I get that. But what's the point/implications here? It's like...

"people will tolerate a certain level of death from collective and individual actions"

That's fine. I think "all deaths should be mitigated as much as possible", so everything that can be done should be done to mitigate COVID deaths. Ideally at a global level. Under the current international system, it's mostly at a state level. In the US, it's practically at an individual level.

The US has not responded to the virus well. It's very disappointing, given the resources at the US disposal, and the success of other states. And the continual lifting + easing of restrictions, and state-by-state variations, have led to preventable excess COVID deaths.

It's quite concerning to imagine the next pathogen, or a new strain coming out of the US. As we've already seen, COVID continues to mutate in various ways. I believe the mink mutation was more deadly, and the variant in the UK more contagious. Although, latest predictions are it does not affect the efficacy of the US vaccines.

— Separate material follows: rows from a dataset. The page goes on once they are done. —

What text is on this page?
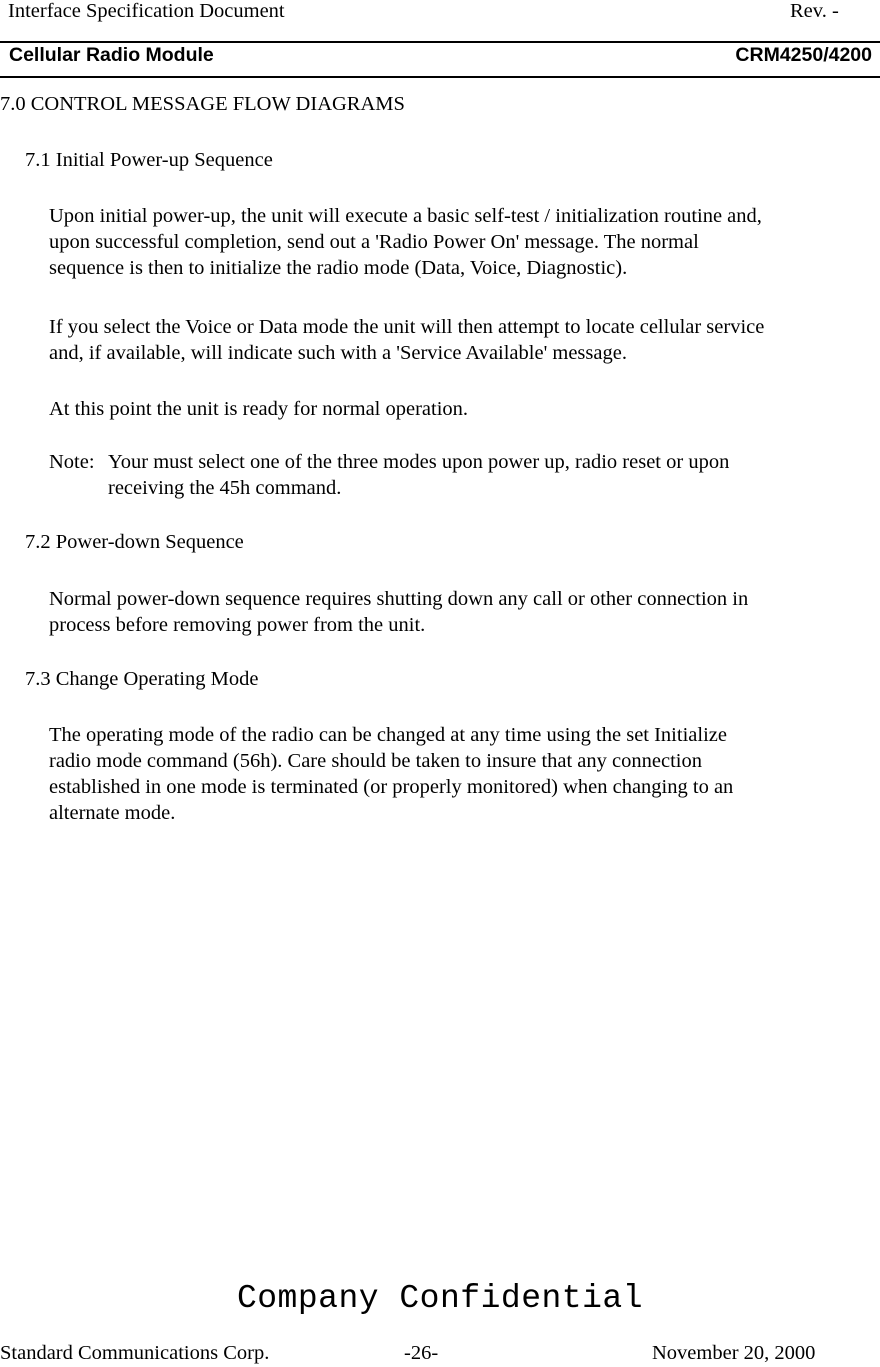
Interface Specification Document	Rev. -
Cellular Radio Module	CRM4250/4200
7.0 CONTROL MESSAGE FLOW DIAGRAMS
7.1 Initial Power-up Sequence
Upon initial power-up, the unit will execute a basic self-test / initialization routine and,
upon successful completion, send out a 'Radio Power On' message. The normal
sequence is then to initialize the radio mode (Data, Voice, Diagnostic).
If you select the Voice or Data mode the unit will then attempt to locate cellular service
and, if available, will indicate such with a 'Service Available' message.
At this point the unit is ready for normal operation.
Note: Your must select one of the three modes upon power up, radio reset or upon
receiving the 45h command.
7.2 Power-down Sequence
Normal power-down sequence requires shutting down any call or other connection in
process before removing power from the unit.
7.3 Change Operating Mode
The operating mode of the radio can be changed at any time using the set Initialize
radio mode command (56h). Care should be taken to insure that any connection
established in one mode is terminated (or properly monitored) when changing to an
alternate mode.
Company Confidential
Standard Communications Corp.	-26-	November 20, 2000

One can't ignore the US leadership during COVID, and the impact that any US president can have on public policy, especially during time of crisis. Who is in the white house will also affect the country's response (and certainly affected the COVID response).

With regards to flu, for example. People should be vaccinated. Theoretically, the flu could probably be eliminated as well with a global lockdown? I don't know, but I think humans still should seek to minimize deaths e.g. find a cure for cancer, not kill each other, solve tragedies of the commons, prevent as many people from dying from the flue as possible, etc. And I think there is evidence that humans as a whole work towards this.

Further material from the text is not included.